ArcelorMittal réétudiera en mai un éventuel redémarrage des hauts fourneaux de Florange, arrêtés au moins jusqu'à l'été, alors que sont privilégiés les sites de Dunkerque et Fos-sur-Mer, a indiqué le PDG d'ArcelorMittal France, Hervé Bourrier.

Hervé Bourrier (PDG d'ArcelorMittal France), jusqu'à quand va se poursuivre cet arrêt temporaire, qui dure bientôt depuis un an?

Nous nous adaptons à la demande et nous revoyons trimestre après trimestre la situation du marché. On prend les décisions de redémarrage chaque trimestre, en général six semaines avant le redémarrage effectif. Là le projet concerne un arrêt temporaire jusqu'à fin juin. Nous referons un point dans le courant du mois de mai pour la situation du troisième trimestre. Mais il n'y a pas de fermeture définitive de Florange, c'est un arrêt temporaire.

Pourquoi les hauts fourneaux de Florange sont-ils arrêtés quand ceux des sites de Dunkerque et Fos-sur-Mer marchent?

Aujourd'hui, on a une crise significative en Europe, ce qui n'est pas vrai dans les autres zones du monde. Notre priorité est d'améliorer notre compétitivité et on privilégie l'augmentation du taux d'utilisation des sites côtiers (Dunkerque et Fos-sur-Mer) qui sont les plus efficaces en termes de rentabilité et de compétitivité.

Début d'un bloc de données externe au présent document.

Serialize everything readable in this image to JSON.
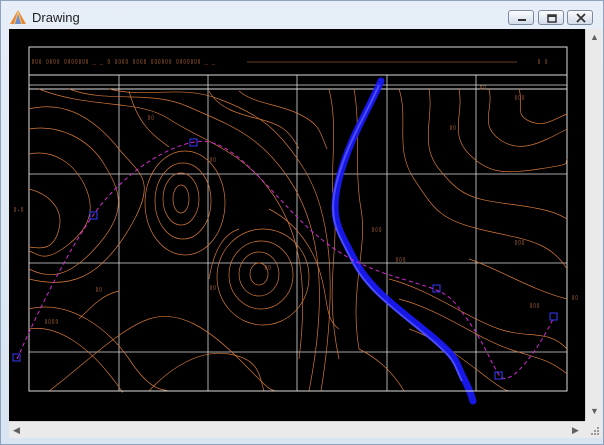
{
  "window": {
    "title": "Drawing",
    "icon": "drawing-app-icon",
    "buttons": {
      "minimize": "minimize-icon",
      "restore": "restore-icon",
      "close": "close-icon"
    }
  },
  "colors": {
    "canvas_background": "#000000",
    "contour": "#d4783a",
    "grid": "#dcdcdc",
    "river": "#1a1aff",
    "route": "#d22ad2",
    "route_vertex": "#3a3aff",
    "chrome": "#dbe5f2"
  },
  "scrollbars": {
    "vertical": {
      "up": "arrow-up-icon",
      "down": "arrow-down-icon"
    },
    "horizontal": {
      "left": "arrow-left-icon",
      "right": "arrow-right-icon"
    }
  }
}
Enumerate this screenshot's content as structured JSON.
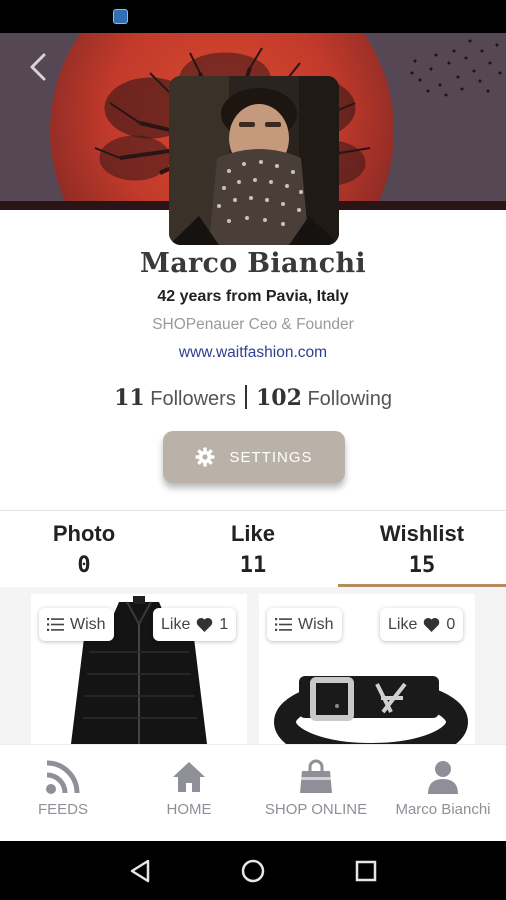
{
  "profile": {
    "name": "Marco Bianchi",
    "subtitle": "42 years from Pavia, Italy",
    "role": "SHOPenauer Ceo & Founder",
    "website": "www.waitfashion.com"
  },
  "follow": {
    "followers_count": "11",
    "followers_label": "Followers",
    "following_count": "102",
    "following_label": "Following"
  },
  "settings_button": {
    "label": "SETTINGS",
    "icon": "gear-icon"
  },
  "tabs": [
    {
      "label": "Photo",
      "count": "0"
    },
    {
      "label": "Like",
      "count": "11"
    },
    {
      "label": "Wishlist",
      "count": "15",
      "active": true
    }
  ],
  "products": [
    {
      "wish_label": "Wish",
      "like_label": "Like",
      "like_count": "1",
      "item": "puffer-jacket"
    },
    {
      "wish_label": "Wish",
      "like_label": "Like",
      "like_count": "0",
      "item": "leather-belt"
    }
  ],
  "bottom_nav": [
    {
      "label": "FEEDS",
      "icon": "rss-icon"
    },
    {
      "label": "HOME",
      "icon": "home-icon"
    },
    {
      "label": "SHOP ONLINE",
      "icon": "shopping-bag-icon"
    },
    {
      "label": "Marco Bianchi",
      "icon": "user-icon"
    }
  ],
  "colors": {
    "settings_button": "#bab2a8",
    "tab_indicator": "#b48a5e",
    "website_link": "#2f3f8f",
    "nav_icon": "#8f8f98"
  }
}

Sur les sites qui ne sont pas côtiers, cela sera très dépendant de la demande du marché. Notre stratégie est logique, elle est dans la nécessité absolue de gagner en compétitivité dans un contexte extrêmement concurrentiel. D'un point de vue technique, nous nous mettons dans la situation de redémarrer Florange dès que la conjoncture le permettra. Pour nous, la Lorraine est une région très importante historiquement, mais également pour son savoir-faire, la compétence technique des équipes et la recherche et développement. Très clairement, notre volonté est de maintenir une présence forte en Lorraine.